This is the retelling of a fairly short debugging investigation. While it’s not as intricate as most of the investigations that I post on my blog, I thought this one is interesting because it showcases one of the most difficult and unexpected challenges you may face when writing a profiler.

It started as I opened Visual Studio 2026 to prototype some code, and the window seemingly froze.

Since I’m working on the performance of ReSharper, I immediately look into any unexpected delay when using Visual Studio. At this point, I thought that something was just taking a long time to initialize, and that it would only last a few seconds. As fast as I could, I launched the Superluminal Performance profiler and attached it to the instance of Visual Studio. I then waited for Visual Studio to finish loading, but after about 30 seconds I realized that it was taking way too long. I stopped the trace and checked the results.

That was very intriguing as it showed that the process was doing pretty much… nothing. Meanwhile, Visual Studio was still frozen, so I finally understood that it was some sort of deadlock rather than a performance issue. I then captured a memory dump and loaded it into a fresh instance of Visual Studio.

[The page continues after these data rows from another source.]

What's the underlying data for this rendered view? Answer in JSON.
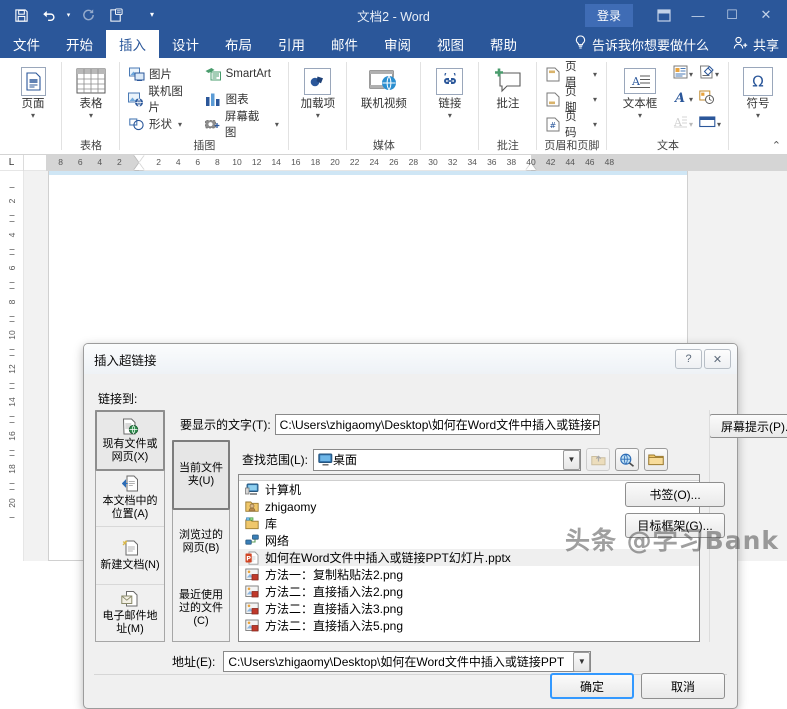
{
  "titlebar": {
    "doc_title": "文档2  -  Word",
    "signin": "登录",
    "qat": [
      {
        "name": "save",
        "glyph": "save-icon"
      },
      {
        "name": "undo",
        "glyph": "undo-icon"
      },
      {
        "name": "redo",
        "glyph": "redo-icon"
      },
      {
        "name": "touch-mode",
        "glyph": "touch-mode-icon"
      },
      {
        "name": "customize-qat",
        "glyph": "chevron-down-icon"
      }
    ],
    "ribbon_display": "⊞",
    "minimize": "—",
    "maximize": "☐",
    "close": "✕",
    "accent": "#2b579a"
  },
  "tabs": {
    "items": [
      {
        "label": "文件",
        "active": false
      },
      {
        "label": "开始",
        "active": false
      },
      {
        "label": "插入",
        "active": true
      },
      {
        "label": "设计",
        "active": false
      },
      {
        "label": "布局",
        "active": false
      },
      {
        "label": "引用",
        "active": false
      },
      {
        "label": "邮件",
        "active": false
      },
      {
        "label": "审阅",
        "active": false
      },
      {
        "label": "视图",
        "active": false
      },
      {
        "label": "帮助",
        "active": false
      }
    ],
    "tell_me": "告诉我你想要做什么",
    "share": "共享"
  },
  "ribbon": {
    "groups": [
      {
        "label": "",
        "big": [
          {
            "label": "页面",
            "caret": "▾"
          }
        ]
      },
      {
        "label": "表格",
        "big": [
          {
            "label": "表格",
            "caret": "▾"
          }
        ]
      },
      {
        "label": "插图",
        "small_left": [
          {
            "label": "图片",
            "caret": ""
          },
          {
            "label": "联机图片",
            "caret": ""
          },
          {
            "label": "形状",
            "caret": "▾"
          }
        ],
        "small_right": [
          {
            "label": "SmartArt",
            "caret": ""
          },
          {
            "label": "图表",
            "caret": ""
          },
          {
            "label": "屏幕截图",
            "caret": "▾"
          }
        ]
      },
      {
        "label": "",
        "big": [
          {
            "label": "加载项",
            "caret": "▾"
          }
        ]
      },
      {
        "label": "媒体",
        "big": [
          {
            "label": "联机视频",
            "caret": ""
          }
        ]
      },
      {
        "label": "",
        "big": [
          {
            "label": "链接",
            "caret": "▾"
          }
        ]
      },
      {
        "label": "批注",
        "big": [
          {
            "label": "批注",
            "caret": ""
          }
        ]
      },
      {
        "label": "页眉和页脚",
        "small_left": [
          {
            "label": "页眉",
            "caret": "▾"
          },
          {
            "label": "页脚",
            "caret": "▾"
          },
          {
            "label": "页码",
            "caret": "▾"
          }
        ]
      },
      {
        "label": "文本",
        "big": [
          {
            "label": "文本框",
            "caret": "▾"
          }
        ],
        "mini": [
          {
            "name": "quick-parts",
            "caret": "▾"
          },
          {
            "name": "signature-line",
            "caret": "▾"
          },
          {
            "name": "wordart",
            "caret": "▾"
          },
          {
            "name": "date-time",
            "caret": ""
          },
          {
            "name": "drop-cap",
            "caret": "▾"
          },
          {
            "name": "object",
            "caret": "▾"
          }
        ]
      },
      {
        "label": "",
        "big": [
          {
            "label": "符号",
            "caret": "▾"
          }
        ]
      }
    ],
    "collapse": "⌃"
  },
  "ruler": {
    "tabstop_glyph": "L",
    "h_labels": [
      "8",
      "6",
      "4",
      "2",
      "2",
      "4",
      "6",
      "8",
      "10",
      "12",
      "14",
      "16",
      "18",
      "20",
      "22",
      "24",
      "26",
      "28",
      "30",
      "32",
      "34",
      "36",
      "38",
      "40",
      "42",
      "44",
      "46",
      "48"
    ],
    "v_labels": [
      "2",
      "4",
      "6",
      "8",
      "10",
      "12",
      "14",
      "16",
      "18",
      "20"
    ]
  },
  "dialog": {
    "title": "插入超链接",
    "help_btn": "?",
    "close_btn": "✕",
    "link_to_label": "链接到:",
    "rail": [
      {
        "label": "现有文件或网页(X)",
        "underline": "X",
        "selected": true,
        "icon": "existing-file-icon"
      },
      {
        "label": "本文档中的位置(A)",
        "underline": "A",
        "selected": false,
        "icon": "place-in-document-icon"
      },
      {
        "label": "新建文档(N)",
        "underline": "N",
        "selected": false,
        "icon": "new-document-icon"
      },
      {
        "label": "电子邮件地址(M)",
        "underline": "M",
        "selected": false,
        "icon": "email-address-icon"
      }
    ],
    "display_text_label": "要显示的文字(T):",
    "display_text_value": "C:\\Users\\zhigaomy\\Desktop\\如何在Word文件中插入或链接PP",
    "screentip_btn": "屏幕提示(P)...",
    "lookin_label": "查找范围(L):",
    "lookin_value": "桌面",
    "lookin_icon": "desktop-icon",
    "up_one_level": "up-one-level-icon",
    "browse_web": "browse-web-icon",
    "browse_file": "browse-file-icon",
    "subrail": [
      {
        "label": "当前文件夹(U)",
        "selected": true
      },
      {
        "label": "浏览过的网页(B)",
        "selected": false
      },
      {
        "label": "最近使用过的文件(C)",
        "selected": false
      }
    ],
    "files": [
      {
        "name": "计算机",
        "icon": "computer-icon",
        "selected": false
      },
      {
        "name": "zhigaomy",
        "icon": "user-folder-icon",
        "selected": false
      },
      {
        "name": "库",
        "icon": "library-icon",
        "selected": false
      },
      {
        "name": "网络",
        "icon": "network-icon",
        "selected": false
      },
      {
        "name": "如何在Word文件中插入或链接PPT幻灯片.pptx",
        "icon": "powerpoint-icon",
        "selected": true
      },
      {
        "name": "方法一：复制粘贴法2.png",
        "icon": "png-icon",
        "selected": false
      },
      {
        "name": "方法二：直接插入法2.png",
        "icon": "png-icon",
        "selected": false
      },
      {
        "name": "方法二：直接插入法3.png",
        "icon": "png-icon",
        "selected": false
      },
      {
        "name": "方法二：直接插入法5.png",
        "icon": "png-icon",
        "selected": false
      }
    ],
    "bookmark_btn": "书签(O)...",
    "target_frame_btn": "目标框架(G)...",
    "address_label": "地址(E):",
    "address_value": "C:\\Users\\zhigaomy\\Desktop\\如何在Word文件中插入或链接PPT",
    "ok_btn": "确定",
    "cancel_btn": "取消"
  },
  "watermark": "头条 @学习Bank"
}
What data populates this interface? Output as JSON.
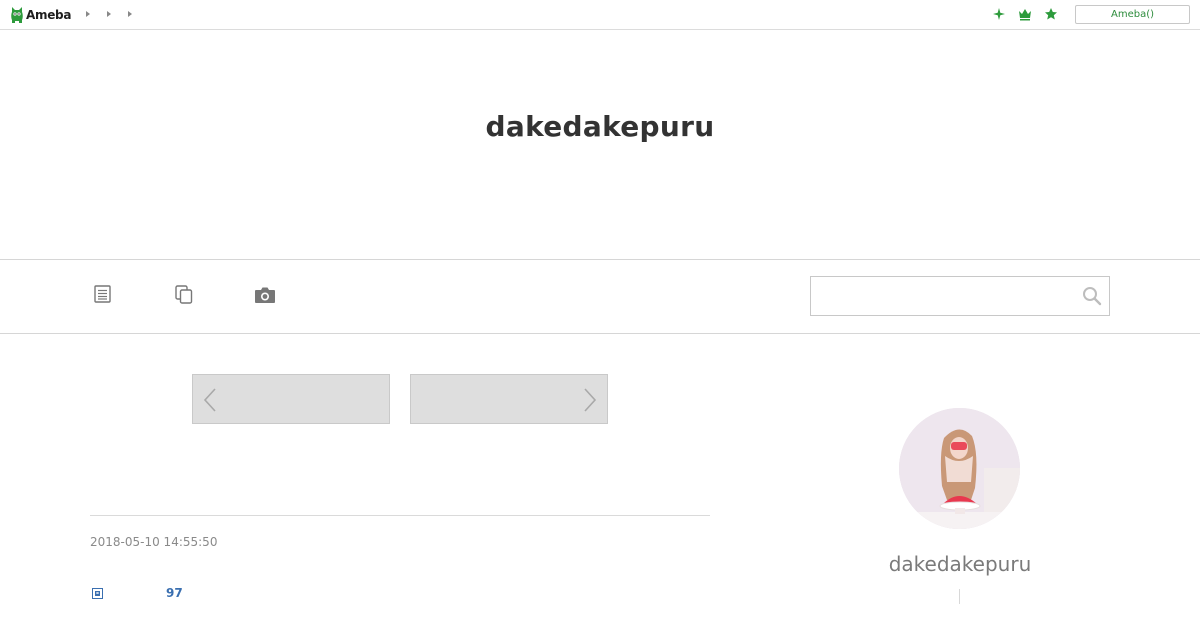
{
  "topbar": {
    "logo_text": "Ameba",
    "breadcrumb_count": 3,
    "button_label": "Ameba()"
  },
  "blog": {
    "title": "dakedakepuru"
  },
  "nav": {
    "icons": [
      "entry-list-icon",
      "theme-list-icon",
      "photo-camera-icon"
    ],
    "search_placeholder": ""
  },
  "pager": {
    "prev_label": "",
    "next_label": ""
  },
  "entry": {
    "date": "2018-05-10 14:55:50",
    "like_count": "97"
  },
  "profile": {
    "name": "dakedakepuru"
  },
  "colors": {
    "accent_green": "#2d8c3c",
    "link_blue": "#3a6fb0",
    "pager_gray": "#dedede"
  }
}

In that situation you could be tempted to attach a debugger directly to the frozen process, but I strongly recommend not doing that unless you know that you can reproduce the issue. It’s not rare that a debugger causes the target process to completely crash, especially when it’s in an unstable state (which is the reason why you’re debugging it to begin with). I prefer to start my investigations from a memory dump while leaving the frozen process in the background, and only attach a debugger when I need some live data that can’t be extracted from the dump.

When investigating a deadlock, I always start by checking the “Parallel Stacks” view of Visual Studio:

There were a ton of threads so at this point it was hard to know what was relevant or not. But I immediately noticed a few things:

  • The main thread was JIT compiling some function (as indicated by the CILJit::compileMethod frame), and was executing RtlAddGrowableFunctionTable.
  • Most of the other threads were stuck in RtlEnterCriticalSection while JIT compiling some code, probably waiting on a lock held by the main thread.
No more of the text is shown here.